Il caldo di questi giorni, la voglia di vacanze che per molti di noi,  causa la crisi, resteranno un miraggio, sono la cornice di un teatrino politico nauseabondo. Possiamo certamente affermare che con  le frasi di Calderoli, sul Ministro per l’integrazione Cecile Kyenge, il razzismo e l’ignoranza passano all’incasso. In un paese normale l’indignazione popolare avrebbero portato il vice presidente del Senato alle immediate scuse a alle successive dimissioni dall’incarico. Ma l’Italia non è un paese normale. Pretendere serietà e sobrietà da un politico come Roberto Calderoli sarebbe come pretendere oltre il lecito. Infatti egli è il padre di una legge elettorale che lui stesso definì una porcata e che tutti, da allora, chiamano “porcellum” ed è lo stesso che sfoggiava magliette anti-islamiche facendo scoppiare moti di piazza in Libia e scatenare vibrate proteste in tutto il mondo arabo. Il bello della democrazia è che si è liberi di dire cio’ che si pensa, il problema che dobbiamo invece rilevare è che le bestialità hanno un nutrito seguito. Nel caso di Calderoli e della Lega c’e da domandarsi perché continuano ad essere votati e perché ad un uomo con un CV del genere sia proposto a ricoprire un ruolo istituzionale di tale importanza. Non si diventa Vice Presidente del Senato senza un voto che attraversa tutti gli schieramenti politici presenti nel senato della repubblica. Chi, a Palazzo Madama, ha votato Roberto Calderoli ha valutato cosa ha fatto quest’uomo nelle passate legislature e il background culturale nel quale affonda le radici il movimento politico di cui Calderoli è esponente di spicco dalle sue origini? Si è domandato se vi fosse un nesso tra il fatto che questa è una repubblica nata dalla lotta antifascista e le pulsioni xenofobe di Calderoli?
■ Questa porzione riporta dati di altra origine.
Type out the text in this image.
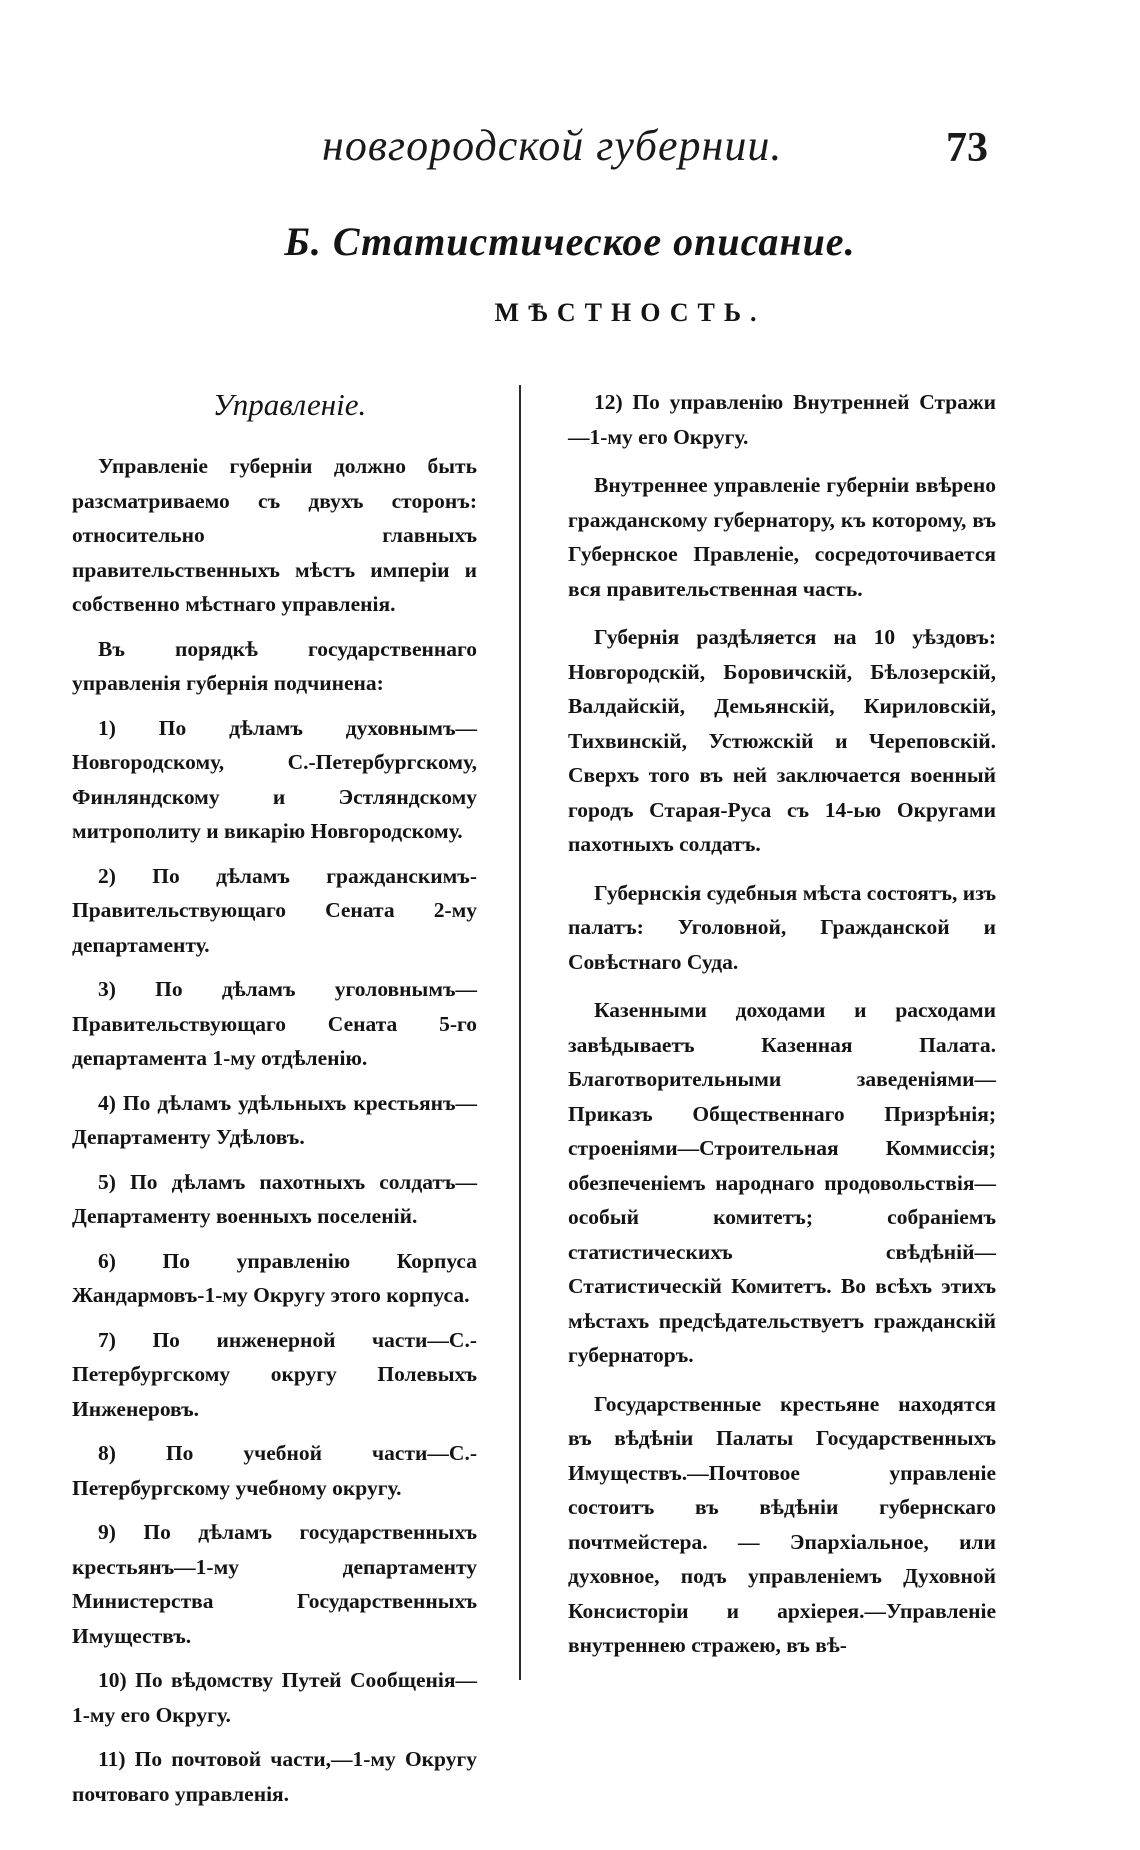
новгородской губернии.	73
Б. Статистическое описание.
МѢСТНОСТЬ.
Управленіе.

Управленіе губерніи должно быть разсматриваемо съ двухъ сторонъ: относительно главныхъ правительственныхъ мѣстъ имперіи и собственно мѣстнаго управленія.

Въ порядкѣ государственнаго управленія губернія подчинена:

1) По дѣламъ духовнымъ—Новгородскому, С.-Петербургскому, Финляндскому и Эстляндскому митрополиту и викарію Новгородскому.

2) По дѣламъ гражданскимъ-Правительствующаго Сената 2-му департаменту.

3) По дѣламъ уголовнымъ—Правительствующаго Сената 5-го департамента 1-му отдѣленію.

4) По дѣламъ удѣльныхъ крестьянъ—Департаменту Удѣловъ.

5) По дѣламъ пахотныхъ солдатъ—Департаменту военныхъ поселеній.

6) По управленію Корпуса Жандармовъ-1-му Округу этого корпуса.

7) По инженерной части—С.-Петербургскому округу Полевыхъ Инженеровъ.

8) По учебной части—С.-Петербургскому учебному округу.

9) По дѣламъ государственныхъ крестьянъ—1-му департаменту Министерства Государственныхъ Имуществъ.

10) По вѣдомству Путей Сообщенія—1-му его Округу.

11) По почтовой части,—1-му Округу почтоваго управленія.

12) По управленію Внутренней Стражи—1-му его Округу.

Внутреннее управленіе губерніи ввѣрено гражданскому губернатору, къ которому, въ Губернское Правленіе, сосредоточивается вся правительственная часть.

Губернія раздѣляется на 10 уѣздовъ: Новгородскій, Боровичскій, Бѣлозерскій, Валдайскій, Демьянскій, Кириловскій, Тихвинскій, Устюжскій и Череповскій. Сверхъ того въ ней заключается военный городъ Старая-Руса съ 14-ью Округами пахотныхъ солдатъ.

Губернскія судебныя мѣста состоятъ, изъ палатъ: Уголовной, Гражданской и Совѣстнаго Суда.

Казенными доходами и расходами завѣдываетъ Казенная Палата. Благотворительными заведеніями—Приказъ Общественнаго Призрѣнія; строеніями—Строительная Коммиссія; обезпеченіемъ народнаго продовольствія—особый комитетъ; собраніемъ статистическихъ свѣдѣній—Статистическій Комитетъ. Во всѣхъ этихъ мѣстахъ предсѣдательствуетъ гражданскій губернаторъ.

Государственные крестьяне находятся въ вѣдѣніи Палаты Государственныхъ Имуществъ.—Почтовое управленіе состоитъ въ вѣдѣніи губернскаго почтмейстера. — Эпархіальное, или духовное, подъ управленіемъ Духовной Консисторіи и архіерея.—Управленіе внутреннею стражею, въ вѣ-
A leggere la vicenda di Roberto Calderoli viene da pensare ai milioni di giovani che portano i loro CV alle aziende per essere assunti e vedono il loro sapere, la loro vita e le loro aspirazioni vagliate scrupolosamente dai “cacciatori di teste”, i quali, alla fine di estenuanti colloqui  gli propinano un contratto da precario.  Perché adesso nei curriculum, per i pochi che non lo sanno, è necessario indicare anche gli hobbies e le attitudini. Se si fosse usato lo stesso metodo probabilmente, il senatore Calderoli, non sarebbe stato indicato per ricoprire la quarta carica dello stato. Qualora arrivasse in visita il Presidente Obama in Italia non osiamo pensare a dove potrebbe spingersi l’immaginazione e la fantasia del Vice Presidente del Senato. Andrebbe a Ciampino, a ricevere il presidente statunitense, con un casco di banane e con in tasca un invito per la Berghem Fest nel caso nessuno capisse il gesto goliardico? Mai come in questo caso ci vengono in mente di un uomo come Antonio Gramsci:

Quando discuti con un avversario, prova a metterti nei suoi panni. Lo comprenderai meglio e forse finirai con l’accorgerti che ha un po’, o molto, di ragione. Ho seguito per qualche tempo questo consiglio dei saggi. Ma  i panni dei miei avversari erano così sudici che ho concluso: è meglio essere ingiusto qualche volta che provare di  nuovo questo schifo che fa svenire.

In questo inizio estate la politica sta dando “il meglio” di se e le esternazioni di Calderoli non sono altro che un anello alla catena che ci impedisce, per restare nel paradosso gramsciano, di vestire i panni dell’avversario.

Purtroppo e i fatti di questi giorni ce lo confermano, vi sono panni che la sinistra non può indossare senza apparire ridicola e la macchietta di se stessa. L’elezione di Calderoli e quella mancata di Rodotà a Presidente della repubblica sono le perle che un parlamento come questo senza una sinistra di alternativa ci sta dispensando. Indignarsi non è piu’ sufficiente, il rischio che corriamo è che persone del calibro di Calderoli mettano mano alla costituzione per stravolgerne i principi l’esistenza o meno di una sinistra in un  paese che vorremmo normale, lo si vede anche da questo. La gravità di tutto questo è che non avranno la forza do sollevare un soggetto come Calderoli come accadrebbe ad un qualsiasi lavoratore dipendente sorpreso a recare manifesto o presunto danno alla propria azienda.

La costituzione è il confine della democrazia entro cui il razzismo di Calderoli e della Lega sono senza passaporto, lasciamola intatta!